An asteroid big enough to flatten the entire Greater Manchester area will narrowly miss the Earth today but it should be visible using a pair of binoculars, scientists have said.
Experts believe there is no chance of the 150ft-wide space rock hitting the planet but it could come as close as 17,200 miles - placing it within the orbits of more than 100 telecommunication and weather satellites.
The asteroid, given the catchy name 2012 DA14, has been closely tracked since its discovery by a Spanish observatory a year ago.
It is predicted to reach its nearest point to Earth at around 7.30pm UK time today.
Sky watchers have been told that given clear skies they should be able to track the rock climbing in the north-eastern sky from anywhere in the UK.
Robin Scagell, vice-president of the Society for Popular Astronomy, said: "It will be possible to see it if you know where to look, but just waving your binoculars in the right general direction isn't going to work.
"The asteroid will be a faint dot of light moving at a steady rate between the stars. It'll be thousands of times fainter than Jupiter and 250 times fainter than the stars of the Plough.
"The trick will be to find the area in advance and wait for it to come through. You can use the star maps to find exactly the right part of the sky. If you hold your binoculars steady you will see this tiny point of light crawling across your field of view in about seven or eight minutes.
"It's not easy, but you will have the thrill of knowing you are seeing a little object in space the size of an office block."
DA14 will take two hours to travel between the constellations of Leo and the Plough from 8pm.
Travelling at between 12,427mph (20,000kph) and 18,641mph (30,000kph) - around five miles (8km) a second, or eight times the speed of a rifle bullet - the asteroid will fly inside the orbits of high geostationary satellites some 22,000 miles (35,406km) above the Earth.
Astronomer and asteroid expert Dr Dan Brown, from Nottingham Trent University, said: "There are loads of them but you're talking about a very big area. It would be very unlucky if a satellite was hit. The asteroid is more likely to hit some space junk, but most of this is only about a centimetre across and the impact won't even be noticed."
Precise calculations show there is absolutely no possibility of DA14 hitting the Earth.
But scientists have a good idea of what the effect of such an impact would be because a similar-sized meteor devastated a remote region of Siberia in 1908.

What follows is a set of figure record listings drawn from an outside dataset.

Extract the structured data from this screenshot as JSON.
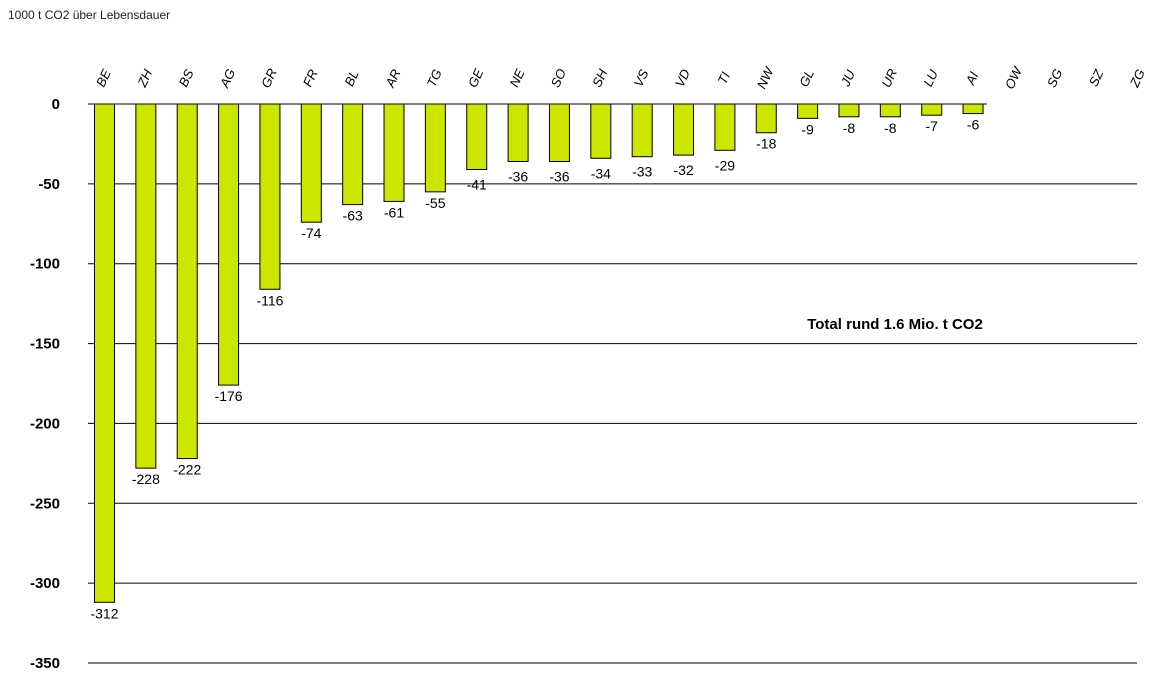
{
  "chart_data": {
    "type": "bar",
    "ylabel": "1000 t CO2 über Lebensdauer",
    "categories": [
      "BE",
      "ZH",
      "BS",
      "AG",
      "GR",
      "FR",
      "BL",
      "AR",
      "TG",
      "GE",
      "NE",
      "SO",
      "SH",
      "VS",
      "VD",
      "TI",
      "NW",
      "GL",
      "JU",
      "UR",
      "LU",
      "AI",
      "OW",
      "SG",
      "SZ",
      "ZG"
    ],
    "values": [
      -312,
      -228,
      -222,
      -176,
      -116,
      -74,
      -63,
      -61,
      -55,
      -41,
      -36,
      -36,
      -34,
      -33,
      -32,
      -29,
      -18,
      -9,
      -8,
      -8,
      -7,
      -6,
      null,
      null,
      null,
      null
    ],
    "data_labels": [
      "-312",
      "-228",
      "-222",
      "-176",
      "-116",
      "-74",
      "-63",
      "-61",
      "-55",
      "-41",
      "-36",
      "-36",
      "-34",
      "-33",
      "-32",
      "-29",
      "-18",
      "-9",
      "-8",
      "-8",
      "-7",
      "-6",
      "",
      "",
      "",
      ""
    ],
    "ylim": [
      -350,
      0
    ],
    "yticks": [
      0,
      -50,
      -100,
      -150,
      -200,
      -250,
      -300,
      -350
    ],
    "ytick_labels": [
      "0",
      "-50",
      "-100",
      "-150",
      "-200",
      "-250",
      "-300",
      "-350"
    ],
    "annotation": "Total rund 1.6 Mio. t CO2",
    "bar_color": "#cce600",
    "grid": true,
    "category_axis_position": "top"
  }
}
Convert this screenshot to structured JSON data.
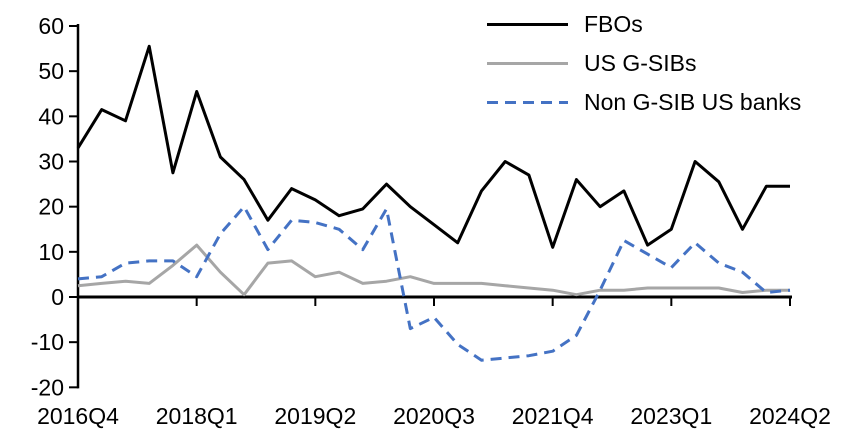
{
  "page": {
    "background": "#ffffff"
  },
  "legend": {
    "position": "top-right"
  },
  "chart_data": {
    "type": "line",
    "title": "",
    "xlabel": "",
    "ylabel": "",
    "ylim": [
      -20,
      60
    ],
    "y_ticks": [
      60,
      50,
      40,
      30,
      20,
      10,
      0,
      -10,
      -20
    ],
    "x_tick_labels": [
      "2016Q4",
      "2018Q1",
      "2019Q2",
      "2020Q3",
      "2021Q4",
      "2023Q1",
      "2024Q2"
    ],
    "grid": false,
    "legend_position": "top-right",
    "categories": [
      "2016Q4",
      "2017Q1",
      "2017Q2",
      "2017Q3",
      "2017Q4",
      "2018Q1",
      "2018Q2",
      "2018Q3",
      "2018Q4",
      "2019Q1",
      "2019Q2",
      "2019Q3",
      "2019Q4",
      "2020Q1",
      "2020Q2",
      "2020Q3",
      "2020Q4",
      "2021Q1",
      "2021Q2",
      "2021Q3",
      "2021Q4",
      "2022Q1",
      "2022Q2",
      "2022Q3",
      "2022Q4",
      "2023Q1",
      "2023Q2",
      "2023Q3",
      "2023Q4",
      "2024Q1",
      "2024Q2"
    ],
    "series": [
      {
        "name": "FBOs",
        "color": "#000000",
        "dash": "solid",
        "values": [
          33,
          41.5,
          39,
          55.5,
          27.5,
          45.5,
          31,
          26,
          17,
          24,
          21.5,
          18,
          19.5,
          25,
          20,
          16,
          12,
          23.5,
          30,
          27,
          11,
          26,
          20,
          23.5,
          11.5,
          15,
          30,
          25.5,
          15,
          24.5,
          24.5
        ]
      },
      {
        "name": "US G-SIBs",
        "color": "#a6a6a6",
        "dash": "solid",
        "values": [
          2.5,
          3,
          3.5,
          3,
          7,
          11.5,
          5.5,
          0.5,
          7.5,
          8,
          4.5,
          5.5,
          3,
          3.5,
          4.5,
          3,
          3,
          3,
          2.5,
          2,
          1.5,
          0.5,
          1.5,
          1.5,
          2,
          2,
          2,
          2,
          1,
          1.5,
          1.5
        ]
      },
      {
        "name": "Non G-SIB US banks",
        "color": "#4472c4",
        "dash": "dashed",
        "values": [
          4,
          4.5,
          7.5,
          8,
          8,
          4.5,
          14,
          20,
          10.5,
          17,
          16.5,
          15,
          10.5,
          19.5,
          -7,
          -4.5,
          -10.5,
          -14,
          -13.5,
          -13,
          -12,
          -8.5,
          1.5,
          12.5,
          9.5,
          6.5,
          12,
          7.5,
          5.5,
          1,
          1.5
        ]
      }
    ]
  }
}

Exploding a short distance above the ground over Tunguska, the object generated a blast 1,000 times more powerful than the atom bomb dropped on Hiroshima. Forest was completely flattened over an area of 830 square miles (2,150 sq km).
During today's fly-by, scientists will use radar to study DA14 and learn about its composition and structure. The knowledge could prove useful if steps have to be taken to remove the threat of another space rock.

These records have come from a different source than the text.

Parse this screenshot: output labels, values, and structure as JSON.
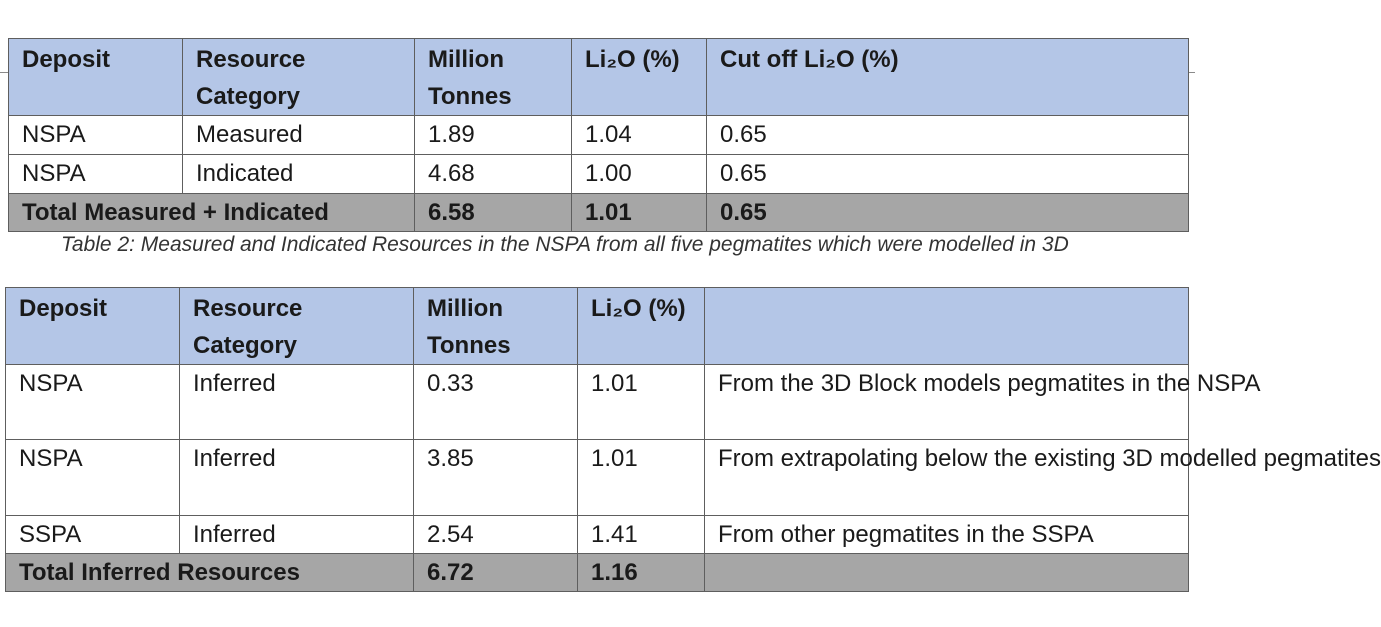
{
  "table1": {
    "headers": [
      "Deposit",
      "Resource Category",
      "Million Tonnes",
      "Li₂O (%)",
      "Cut off Li₂O (%)"
    ],
    "rows": [
      [
        "NSPA",
        "Measured",
        "1.89",
        "1.04",
        "0.65"
      ],
      [
        "NSPA",
        "Indicated",
        "4.68",
        "1.00",
        "0.65"
      ]
    ],
    "total": {
      "label": "Total Measured + Indicated",
      "tonnes": "6.58",
      "li2o": "1.01",
      "cutoff": "0.65"
    }
  },
  "caption": "Table 2: Measured and Indicated Resources in the NSPA from all five pegmatites which were modelled in 3D",
  "table2": {
    "headers": [
      "Deposit",
      "Resource Category",
      "Million Tonnes",
      "Li₂O (%)",
      ""
    ],
    "rows": [
      [
        "NSPA",
        "Inferred",
        "0.33",
        "1.01",
        "From the 3D Block models pegmatites in the NSPA"
      ],
      [
        "NSPA",
        "Inferred",
        "3.85",
        "1.01",
        "From extrapolating below the existing 3D modelled pegmatites"
      ],
      [
        "SSPA",
        "Inferred",
        "2.54",
        "1.41",
        "From other pegmatites in the SSPA"
      ]
    ],
    "total": {
      "label": "Total Inferred Resources",
      "tonnes": "6.72",
      "li2o": "1.16",
      "note": ""
    }
  },
  "colors": {
    "header": "#b4c6e7",
    "total": "#a6a6a6",
    "border": "#5e5e5e"
  }
}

The "Hollywood option" of blowing up an incoming asteroid has been ruled out by experts. Such a solution would only result in deadly debris raining down on Earth.

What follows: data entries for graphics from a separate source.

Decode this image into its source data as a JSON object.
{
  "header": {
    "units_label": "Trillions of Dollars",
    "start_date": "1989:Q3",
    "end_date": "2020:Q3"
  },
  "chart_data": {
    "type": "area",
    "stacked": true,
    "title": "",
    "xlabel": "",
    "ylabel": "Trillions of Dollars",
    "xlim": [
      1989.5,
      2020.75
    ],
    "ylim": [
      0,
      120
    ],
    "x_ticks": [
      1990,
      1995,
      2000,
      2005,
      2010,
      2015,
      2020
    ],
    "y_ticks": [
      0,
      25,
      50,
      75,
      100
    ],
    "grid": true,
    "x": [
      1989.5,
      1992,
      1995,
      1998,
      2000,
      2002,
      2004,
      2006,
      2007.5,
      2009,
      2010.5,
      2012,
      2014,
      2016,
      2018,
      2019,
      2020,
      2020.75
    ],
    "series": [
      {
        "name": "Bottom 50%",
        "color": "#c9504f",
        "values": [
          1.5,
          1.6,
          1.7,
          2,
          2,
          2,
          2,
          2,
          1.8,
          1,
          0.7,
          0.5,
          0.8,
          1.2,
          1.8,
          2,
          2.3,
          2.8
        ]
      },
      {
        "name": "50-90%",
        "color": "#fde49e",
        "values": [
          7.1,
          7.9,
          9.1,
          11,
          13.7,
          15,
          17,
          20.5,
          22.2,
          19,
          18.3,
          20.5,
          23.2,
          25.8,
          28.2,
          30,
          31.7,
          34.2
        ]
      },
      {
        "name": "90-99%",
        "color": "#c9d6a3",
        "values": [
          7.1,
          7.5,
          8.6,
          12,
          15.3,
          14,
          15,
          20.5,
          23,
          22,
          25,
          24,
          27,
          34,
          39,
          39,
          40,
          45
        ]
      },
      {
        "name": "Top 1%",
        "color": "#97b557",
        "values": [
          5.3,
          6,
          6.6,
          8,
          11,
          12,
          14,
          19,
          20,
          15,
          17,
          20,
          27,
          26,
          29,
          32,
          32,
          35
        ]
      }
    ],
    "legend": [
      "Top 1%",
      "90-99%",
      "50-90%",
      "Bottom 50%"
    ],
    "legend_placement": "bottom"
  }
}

Instead, scientists are looking at ways of gently nudging an asteroid onto a safer trajectory.
The American space agency Nasa has plans for a future mission called Dart which will fire a probe at an asteroid to see if it can be moved.
Fewer than 10,000 of the asteroids which could one day pose a threat to the Earth have so far been identified.
This is less than 10% of all the objects that may be out there, according to Dr Lindley Johnson, head of Nasa's Near Earth Objects observations programme.